Nepenthes lamii is quite morphologically distinct from all other Nepenthes of New Guinea and is thus easily identified in the wild. Its pitchers are somewhat reminiscent of those of N. murudensis and the giant form of N. tentaculata, but both of these taxa are restricted to Borneo. Furthermore, although similar, the traps of N. lamii differ in that they have a round, as opposed to angular, pitcher mouth, and mature specimens never have filaments on the upper surface of the lid. In addition, the lower pitchers are ovate to ovate-cylindrical in N. lamii and possess a wider peristome.

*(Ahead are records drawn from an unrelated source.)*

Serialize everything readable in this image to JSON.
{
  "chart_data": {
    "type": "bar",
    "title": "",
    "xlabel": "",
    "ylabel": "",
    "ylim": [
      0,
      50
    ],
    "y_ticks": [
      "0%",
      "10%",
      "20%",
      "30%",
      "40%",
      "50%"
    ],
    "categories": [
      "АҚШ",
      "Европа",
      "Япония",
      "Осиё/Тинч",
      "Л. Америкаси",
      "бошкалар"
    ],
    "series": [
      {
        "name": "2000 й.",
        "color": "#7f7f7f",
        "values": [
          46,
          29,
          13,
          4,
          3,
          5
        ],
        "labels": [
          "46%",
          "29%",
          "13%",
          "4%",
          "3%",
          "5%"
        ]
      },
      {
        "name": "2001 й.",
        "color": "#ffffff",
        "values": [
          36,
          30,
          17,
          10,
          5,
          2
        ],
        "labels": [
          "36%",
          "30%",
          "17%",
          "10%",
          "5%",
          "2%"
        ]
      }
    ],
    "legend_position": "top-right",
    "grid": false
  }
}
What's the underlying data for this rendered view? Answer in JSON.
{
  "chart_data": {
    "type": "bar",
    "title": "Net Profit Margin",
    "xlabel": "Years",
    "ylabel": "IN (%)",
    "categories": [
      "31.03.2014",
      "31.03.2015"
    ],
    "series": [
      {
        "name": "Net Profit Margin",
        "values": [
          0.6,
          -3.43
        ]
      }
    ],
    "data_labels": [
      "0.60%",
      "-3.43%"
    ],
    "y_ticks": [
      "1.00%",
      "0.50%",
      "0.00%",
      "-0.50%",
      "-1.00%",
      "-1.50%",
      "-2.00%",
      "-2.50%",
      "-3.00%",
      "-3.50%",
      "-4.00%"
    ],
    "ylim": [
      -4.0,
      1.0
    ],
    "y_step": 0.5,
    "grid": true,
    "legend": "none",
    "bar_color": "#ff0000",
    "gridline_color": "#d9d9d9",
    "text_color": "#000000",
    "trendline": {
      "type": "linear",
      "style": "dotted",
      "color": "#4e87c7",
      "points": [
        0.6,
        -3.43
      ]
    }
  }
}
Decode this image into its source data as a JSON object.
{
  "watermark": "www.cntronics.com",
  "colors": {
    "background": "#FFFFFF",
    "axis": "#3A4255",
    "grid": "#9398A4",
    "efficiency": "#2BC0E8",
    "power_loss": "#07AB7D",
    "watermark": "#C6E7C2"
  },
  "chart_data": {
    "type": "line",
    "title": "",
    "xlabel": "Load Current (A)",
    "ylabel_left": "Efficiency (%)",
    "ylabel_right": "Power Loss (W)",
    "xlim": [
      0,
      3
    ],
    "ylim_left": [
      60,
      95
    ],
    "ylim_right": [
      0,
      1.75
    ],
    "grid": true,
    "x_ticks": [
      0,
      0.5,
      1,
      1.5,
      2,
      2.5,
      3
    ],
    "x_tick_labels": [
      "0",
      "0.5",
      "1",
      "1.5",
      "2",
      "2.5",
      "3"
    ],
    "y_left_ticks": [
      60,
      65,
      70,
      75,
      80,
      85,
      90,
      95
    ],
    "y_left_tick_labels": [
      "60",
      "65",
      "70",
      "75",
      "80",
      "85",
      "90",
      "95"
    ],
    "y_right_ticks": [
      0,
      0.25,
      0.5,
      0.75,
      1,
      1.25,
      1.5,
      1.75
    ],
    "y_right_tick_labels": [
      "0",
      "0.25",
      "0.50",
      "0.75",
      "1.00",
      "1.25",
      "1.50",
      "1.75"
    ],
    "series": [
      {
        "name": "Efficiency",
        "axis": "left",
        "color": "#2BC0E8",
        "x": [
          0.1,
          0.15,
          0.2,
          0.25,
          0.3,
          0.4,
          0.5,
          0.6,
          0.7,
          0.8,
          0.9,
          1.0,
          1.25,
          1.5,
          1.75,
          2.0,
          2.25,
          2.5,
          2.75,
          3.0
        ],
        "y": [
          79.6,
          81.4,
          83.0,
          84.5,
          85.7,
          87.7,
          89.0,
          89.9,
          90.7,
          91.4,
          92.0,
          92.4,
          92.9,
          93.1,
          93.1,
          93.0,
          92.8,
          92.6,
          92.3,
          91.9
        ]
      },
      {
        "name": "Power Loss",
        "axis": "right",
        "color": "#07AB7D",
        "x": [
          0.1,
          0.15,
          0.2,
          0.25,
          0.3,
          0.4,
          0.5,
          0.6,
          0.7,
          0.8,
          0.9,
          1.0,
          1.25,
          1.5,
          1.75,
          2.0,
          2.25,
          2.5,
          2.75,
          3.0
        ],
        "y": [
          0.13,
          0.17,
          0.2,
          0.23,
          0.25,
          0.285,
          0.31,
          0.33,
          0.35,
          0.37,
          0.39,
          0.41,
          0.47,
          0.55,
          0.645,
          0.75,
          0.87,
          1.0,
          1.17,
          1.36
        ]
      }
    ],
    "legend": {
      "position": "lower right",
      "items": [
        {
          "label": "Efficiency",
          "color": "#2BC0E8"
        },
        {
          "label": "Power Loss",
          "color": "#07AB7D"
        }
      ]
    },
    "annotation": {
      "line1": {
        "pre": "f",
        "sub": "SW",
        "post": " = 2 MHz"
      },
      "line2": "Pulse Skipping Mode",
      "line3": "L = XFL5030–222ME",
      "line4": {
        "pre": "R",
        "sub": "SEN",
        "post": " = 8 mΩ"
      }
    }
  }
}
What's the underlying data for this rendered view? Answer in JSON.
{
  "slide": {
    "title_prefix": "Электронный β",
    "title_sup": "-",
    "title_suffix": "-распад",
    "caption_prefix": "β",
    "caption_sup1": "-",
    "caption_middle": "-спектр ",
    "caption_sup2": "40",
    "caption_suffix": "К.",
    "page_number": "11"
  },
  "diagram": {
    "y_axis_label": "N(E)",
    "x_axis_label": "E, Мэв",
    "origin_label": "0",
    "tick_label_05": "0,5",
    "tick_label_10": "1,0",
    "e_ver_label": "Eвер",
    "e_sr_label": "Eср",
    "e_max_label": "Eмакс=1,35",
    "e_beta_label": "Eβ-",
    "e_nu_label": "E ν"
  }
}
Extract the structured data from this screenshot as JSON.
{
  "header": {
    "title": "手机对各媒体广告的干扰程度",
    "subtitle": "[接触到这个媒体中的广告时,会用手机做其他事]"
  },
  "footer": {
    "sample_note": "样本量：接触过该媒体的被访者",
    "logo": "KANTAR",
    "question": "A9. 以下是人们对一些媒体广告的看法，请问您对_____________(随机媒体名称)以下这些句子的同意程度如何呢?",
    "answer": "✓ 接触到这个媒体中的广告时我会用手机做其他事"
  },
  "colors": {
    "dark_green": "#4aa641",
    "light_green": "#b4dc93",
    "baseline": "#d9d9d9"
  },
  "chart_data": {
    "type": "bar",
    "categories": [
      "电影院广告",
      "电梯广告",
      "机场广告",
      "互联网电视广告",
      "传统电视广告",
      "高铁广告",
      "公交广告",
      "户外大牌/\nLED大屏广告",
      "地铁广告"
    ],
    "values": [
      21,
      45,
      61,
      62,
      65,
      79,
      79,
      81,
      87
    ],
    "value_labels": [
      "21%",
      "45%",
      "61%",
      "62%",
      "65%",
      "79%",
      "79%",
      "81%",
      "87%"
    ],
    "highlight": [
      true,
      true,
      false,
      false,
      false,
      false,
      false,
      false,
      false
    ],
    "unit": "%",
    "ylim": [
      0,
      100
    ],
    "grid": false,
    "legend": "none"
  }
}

Although long confused with N. vieillardii, N. lamii can be distinguished from that species on the basis of several stable differences. Nepenthes lamii almost completely lacks an indumentum on mature parts, whereas N. vieillardii bears a sparse to dense covering of white hairs measuring around 1 mm in length. In addition, the peristome ribs of N. lamii are usually more widely spaced at 0.3–0.4 mm apart versus 0.2–0.3 mm in N. vieillardii. The density of nectar glands on the underside of the lid is also much higher in N. lamii (1,500–2,000 glands/cm^{2} versus 75–100 glands/cm^{2}).

==Notes==

a.Docters van Leeuwen 10834 was collected by Willem Marius Docters van Leeuwen in October 1926 from the Sudirman Range (also known as the Nassau Range) at an elevation of 2600 m. It includes male floral material and is held at Herbarium Bogoriense (BO).